Apr 302009
Authors: Alex Stephens

Imagine a world where people are no longer born but are grown — where endless fields are dedicated to the farming of humans to be made into soldiers, slaves and replacements.

No, this isn’t a meshing of Huxley and Wachowski. It is one possibility of a future that our generation will soon likely witness.

For centuries, civilizations have sought methods of social engineering — from the legendary Spartan methods of judging a child’s strength, a la the exaggerated “300” to the American Eugenics Movement of the 1930s, social Darwinism and the subsequent Nazi Holocaust. Finding ways to create, as Adolf Hitler phrased it, a “master race” has always been present in one form or another throughout history.

Methods of social engineering progress as technology advances.

Our current understanding of DNA, spurred by biochemists in the 1950s, has led to genome mapping which is the ability to read, like a map, a person’s list of genetic traits. Genes that determine the color of your hair and eyes, your potential physical strength and even your lifespan are continually being discovered and understood.

Eventually, doctors will be able to discern and correct undesirable traits in unborn children upon the parents’ request. Devastating genetic diseases like cystic fibrosis will be preventable.

But this raises the possibility of “designer children” for those who can afford it. Social stratification would reach new heights; discrimination against “faulty” individuals might become the future equivalent of racism.

The sci-fi movie “Gattaca” presents these possibilities in a medium most of us can relate to.

Cloning is quickly coming to the forefront of ethical debate. In 1996, Scottish scientists created the first reproductively cloned animal, Dolly the sheep, which raised a host of moral questions ranging from the edibility of cloned animals to whether we should be playing God.

Sometimes science erases questions of ethics while prompting new ones, as in the case of stem cells.

For the past decade it was believed that therapeutic stem cells used to repair damaged organs and tissue could only be acquired through embryos. That led to the heated debate of whether saving a life was worth sacrificing another.

Earlier this year Japanese scientists found a way to essentially reprogram any cell to become a stem cell, eliminating the old requirement of embryos. The newfound ability to reprogram cells and genes has opened the door to science that was once thought fictional.

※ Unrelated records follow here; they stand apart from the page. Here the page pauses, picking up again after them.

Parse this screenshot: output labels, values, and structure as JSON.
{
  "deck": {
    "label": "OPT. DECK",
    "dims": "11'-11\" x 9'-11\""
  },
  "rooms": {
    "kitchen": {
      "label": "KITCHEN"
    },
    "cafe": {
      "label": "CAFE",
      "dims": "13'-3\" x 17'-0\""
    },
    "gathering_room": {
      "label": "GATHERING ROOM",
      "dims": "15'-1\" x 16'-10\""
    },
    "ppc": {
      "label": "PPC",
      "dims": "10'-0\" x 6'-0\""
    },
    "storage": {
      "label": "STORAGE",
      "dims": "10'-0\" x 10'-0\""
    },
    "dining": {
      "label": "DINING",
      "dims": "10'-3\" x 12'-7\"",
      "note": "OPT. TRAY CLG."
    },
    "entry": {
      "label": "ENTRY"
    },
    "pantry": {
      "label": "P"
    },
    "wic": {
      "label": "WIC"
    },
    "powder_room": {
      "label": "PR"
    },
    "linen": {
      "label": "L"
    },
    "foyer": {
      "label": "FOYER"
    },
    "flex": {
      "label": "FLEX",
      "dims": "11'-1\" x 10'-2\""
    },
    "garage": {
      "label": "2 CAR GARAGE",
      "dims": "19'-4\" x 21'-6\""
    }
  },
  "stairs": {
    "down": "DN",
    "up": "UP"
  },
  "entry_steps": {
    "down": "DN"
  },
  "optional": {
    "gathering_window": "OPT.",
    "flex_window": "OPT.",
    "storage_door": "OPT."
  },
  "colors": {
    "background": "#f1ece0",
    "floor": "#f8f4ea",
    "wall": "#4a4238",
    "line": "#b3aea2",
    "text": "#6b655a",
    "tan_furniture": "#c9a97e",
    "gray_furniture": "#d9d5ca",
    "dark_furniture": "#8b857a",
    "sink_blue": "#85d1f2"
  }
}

In the recent May issue of National Geographic an article described the process of cloning or resurrecting long extinct animals.

The ability to create a long-extinct wooly mammoth is within reach of current reproductive technologies. This raises many more interesting and frightening ethical questions than stem cells ever did. Scientists that once laughed at “Jurassic Park” are now reconsidering the very real possibilities of bringing dinosaurs back to life.

What’s more currently feasible than dinosaurs though is cloning your dead great-grandmother. All it takes is a small sample of her genetic material implanted in a reprogrammed enucleated female egg.

Now, what if you were able to take some of your own genetic information and clone yourself? If any of your organs fail, you could harvest your clone for fresh pieces. Perhaps you could even transplant your brain into your younger clone’s body.

Who’s to say that’s impossible when a year ago we thought today’s technologies were unimaginable?

Will our ethics catch up to or ever outpace our scientific and technological advancements? In February, President Obama lifted the ban on government funding for embryonic stem cell research, but it was not controversial enough to reignite the debate over cloning.

In order to preserve our societal ethics, we need to be discussing even the most seemingly absurd possibilities of cloning now before they become a reality.